|AP file photo/Mel Evans|
Beginning in the late 1940s, Las Vegas became known as the ‘adult playground of the world.’ Celebrities knew they made the big time when their names graced the billboards of ‘Sin City.’ Gamblers hoping to make money would flock there all year and families looking for a nice getaway would enjoy relaxing by the extravagant swimming pools under the hot desert sun, seeing the various shows and concerts, and whenever possible, sneaking away to the blackjack tables while their kids slept.
It was paradise.
On the other hand, Atlantic City, once a major vacation spot during the roaring 20s and 1930s, as seen on HBOs Boardwalk Empire, collapsed when cheap air fare became the norm and people had no reason to head to the many beach town resorts on the East Coast. Within a few decades, the city, known for being an ‘oasis of sin’ during the prohibition era, fell into serious decline and dilapidation.

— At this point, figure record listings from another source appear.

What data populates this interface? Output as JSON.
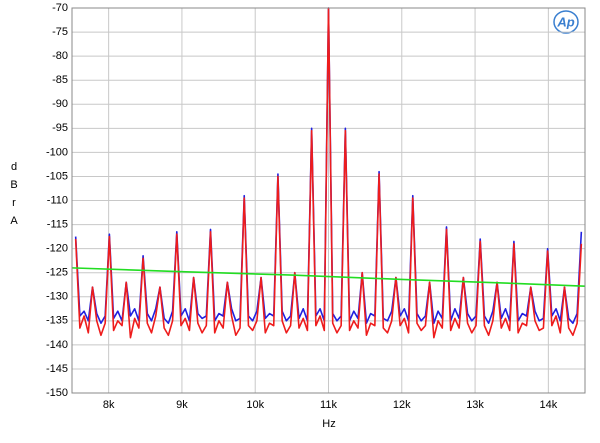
{
  "chart_data": {
    "type": "line",
    "logo": "Ap",
    "x_label": "Hz",
    "y_label": "dBr A",
    "xlim": [
      7500,
      14500
    ],
    "ylim": [
      -150,
      -70
    ],
    "xticks": [
      {
        "value": 8000,
        "label": "8k"
      },
      {
        "value": 9000,
        "label": "9k"
      },
      {
        "value": 10000,
        "label": "10k"
      },
      {
        "value": 11000,
        "label": "11k"
      },
      {
        "value": 12000,
        "label": "12k"
      },
      {
        "value": 13000,
        "label": "13k"
      },
      {
        "value": 14000,
        "label": "14k"
      }
    ],
    "yticks": [
      -70,
      -75,
      -80,
      -85,
      -90,
      -95,
      -100,
      -105,
      -110,
      -115,
      -120,
      -125,
      -130,
      -135,
      -140,
      -145,
      -150
    ],
    "grid": true,
    "x": [
      7550,
      7607.5,
      7665,
      7722.5,
      7780,
      7837.5,
      7895,
      7952.5,
      8010,
      8067.5,
      8125,
      8182.5,
      8240,
      8297.5,
      8355,
      8412.5,
      8470,
      8527.5,
      8585,
      8642.5,
      8700,
      8757.5,
      8815,
      8872.5,
      8930,
      8987.5,
      9045,
      9102.5,
      9160,
      9217.5,
      9275,
      9332.5,
      9390,
      9447.5,
      9505,
      9562.5,
      9620,
      9677.5,
      9735,
      9792.5,
      9850,
      9907.5,
      9965,
      10022.5,
      10080,
      10137.5,
      10195,
      10252.5,
      10310,
      10367.5,
      10425,
      10482.5,
      10540,
      10597.5,
      10655,
      10712.5,
      10770,
      10827.5,
      10885,
      10942.5,
      11000,
      11057.5,
      11115,
      11172.5,
      11230,
      11287.5,
      11345,
      11402.5,
      11460,
      11517.5,
      11575,
      11632.5,
      11690,
      11747.5,
      11805,
      11862.5,
      11920,
      11977.5,
      12035,
      12092.5,
      12150,
      12207.5,
      12265,
      12322.5,
      12380,
      12437.5,
      12495,
      12552.5,
      12610,
      12667.5,
      12725,
      12782.5,
      12840,
      12897.5,
      12955,
      13012.5,
      13070,
      13127.5,
      13185,
      13242.5,
      13300,
      13357.5,
      13415,
      13472.5,
      13530,
      13587.5,
      13645,
      13702.5,
      13760,
      13817.5,
      13875,
      13932.5,
      13990,
      14047.5,
      14105,
      14162.5,
      14220,
      14277.5,
      14335,
      14392.5,
      14450
    ],
    "series": [
      {
        "color": "#2020e0",
        "values": [
          -117.5,
          -134,
          -133,
          -135,
          -128,
          -133.5,
          -135.5,
          -134,
          -117,
          -134.5,
          -133,
          -135,
          -127,
          -134,
          -132.5,
          -135,
          -121.5,
          -133.5,
          -135,
          -132.5,
          -128,
          -134.5,
          -135.5,
          -133,
          -116.5,
          -134,
          -132.5,
          -135,
          -126,
          -133.5,
          -134.5,
          -134,
          -116,
          -135,
          -133.5,
          -134,
          -127,
          -132.5,
          -135,
          -134.5,
          -109,
          -134,
          -135,
          -133,
          -126,
          -134.5,
          -133.5,
          -134,
          -104.5,
          -133,
          -135,
          -134,
          -125,
          -134.5,
          -132.5,
          -135,
          -95,
          -134,
          -132.5,
          -135,
          -70,
          -133.5,
          -135,
          -134,
          -95,
          -135,
          -133,
          -134.5,
          -125,
          -135.5,
          -133.5,
          -134,
          -104,
          -134.5,
          -135,
          -133,
          -126,
          -134,
          -132.5,
          -135,
          -109,
          -133.5,
          -135,
          -134,
          -127,
          -135.5,
          -133,
          -134.5,
          -115.5,
          -135,
          -132.5,
          -134.5,
          -126,
          -133.5,
          -135,
          -134,
          -118,
          -134,
          -135.5,
          -133,
          -127,
          -134.5,
          -132.5,
          -135,
          -118.5,
          -135,
          -133.5,
          -134,
          -128,
          -133,
          -135,
          -134.5,
          -120,
          -134,
          -132.5,
          -135,
          -128,
          -134.5,
          -135.5,
          -133.5,
          -116.5
        ]
      },
      {
        "color": "#ee1c1c",
        "values": [
          -118,
          -136.5,
          -134,
          -137.5,
          -128,
          -135,
          -138,
          -135.5,
          -117.5,
          -137,
          -135,
          -136,
          -127,
          -138.5,
          -134.5,
          -136.5,
          -122,
          -135.5,
          -137.5,
          -134,
          -128,
          -136.5,
          -138,
          -135,
          -117,
          -136,
          -134.5,
          -137,
          -126,
          -135.5,
          -137.5,
          -136,
          -116.5,
          -137.5,
          -135,
          -136.5,
          -127,
          -134,
          -138,
          -136.5,
          -109.5,
          -136,
          -137,
          -135,
          -126,
          -137.5,
          -135.5,
          -136,
          -105,
          -135,
          -137.5,
          -136,
          -125,
          -136.5,
          -134.5,
          -137,
          -95.5,
          -136,
          -134,
          -137,
          -70,
          -135.5,
          -137.5,
          -136,
          -95.5,
          -137,
          -135,
          -136.5,
          -125,
          -138,
          -135.5,
          -136,
          -104.5,
          -136.5,
          -137.5,
          -135,
          -126,
          -136,
          -134.5,
          -137.5,
          -109.5,
          -135.5,
          -137,
          -136,
          -127,
          -138.5,
          -135,
          -136.5,
          -116,
          -137,
          -134.5,
          -136.5,
          -126,
          -135.5,
          -137.5,
          -136,
          -118.5,
          -136,
          -138,
          -135,
          -127,
          -136.5,
          -134.5,
          -137,
          -119,
          -137.5,
          -135.5,
          -136,
          -128,
          -135,
          -137,
          -136.5,
          -120.5,
          -136,
          -134,
          -137.5,
          -128,
          -136.5,
          -138,
          -135.5,
          -119
        ]
      },
      {
        "color": "#22dd22",
        "x": [
          7500,
          9000,
          10500,
          12000,
          13500,
          14500
        ],
        "values": [
          -124,
          -124.8,
          -125.5,
          -126.4,
          -127.2,
          -127.8
        ]
      }
    ]
  }
}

New Jersey officials felt the only way to bring Atlantic City back from the brink of disaster would be to legalize gambling. Atlantic City’s first casino, Resorts, first opened its doors in 1978. People stood shoulder to shoulder, packed into the hotel as gambling officially made its way to the East Coast. Folks in the East Coast didn’t have to make a special trip all the way to Vegas in order to enjoy some craps, slots, roulette and more.
As time wore on, Atlantic City and Las Vegas became the premier gambling spots in the country. While detractors felt that the area still remained poor and dilapidated, officials were quick to point out that the casinos didn’t bring the mass gentrification to Atlantic City as much as they hoped but the billions of dollars in revenue and thousands of jobs for the surrounding communities was well worth it.
While Atlantic City developed a reputation as more of a short-stay ‘day-cation’ type of place, it managed to stand firm against the ‘adult playground’ and ‘entertainment capital of the world’ Las Vegas.
Through-out the 1980s and 1990s, these two places would become an integral part of American pop culture as the place to gamble and have fun no matter which coast you lived at.
However in the late 1980s, a landmark ruling considered Native-American reservations to be sovereign entities not bound by state law. It was the first potential threat to the iron grip Atlantic City and Vegas had on the gambling and entertainment industry.
Huge ‘mega casinos’ were built on reservations that rivaled Atlantic City and Vegas. In turn, Vegas built even more impressive casinos.
Atlantic City, in an attempt to make the city more appealing to the ‘big whale’ millionaire and billionaire gamblers, and in effort to move away from its ‘seedy’ reputation, built the luxurious Borgata casino in 2003. Harrah’s created a billion dollar extension and other casinos in the area went through serious renovations and re-branded themselves.
It seemed as if the bite that the Native American casinos took out of AC and Vegas’ profits was negligible and that the dominance of those two cities in the world of gambling would remain unchallenged.
Then Macau, formally a colony of Portugal, was handed back to the Chinese in 1999. The gambling industry there had been operated under a government-issued monopoly license by Stanley Ho’s Sociedade de Turismo e Diversões de Macau. The monopoly was ended in 2002 and several casino owners from Las Vegas attempted to enter the market.
Under the one country, two systems policy, the territory remained virtually unchanged aside from mega casinos popping up everywhere. All the rich ‘whales’ from the far east had no reason anymore to go to Las Vegas to spend their money.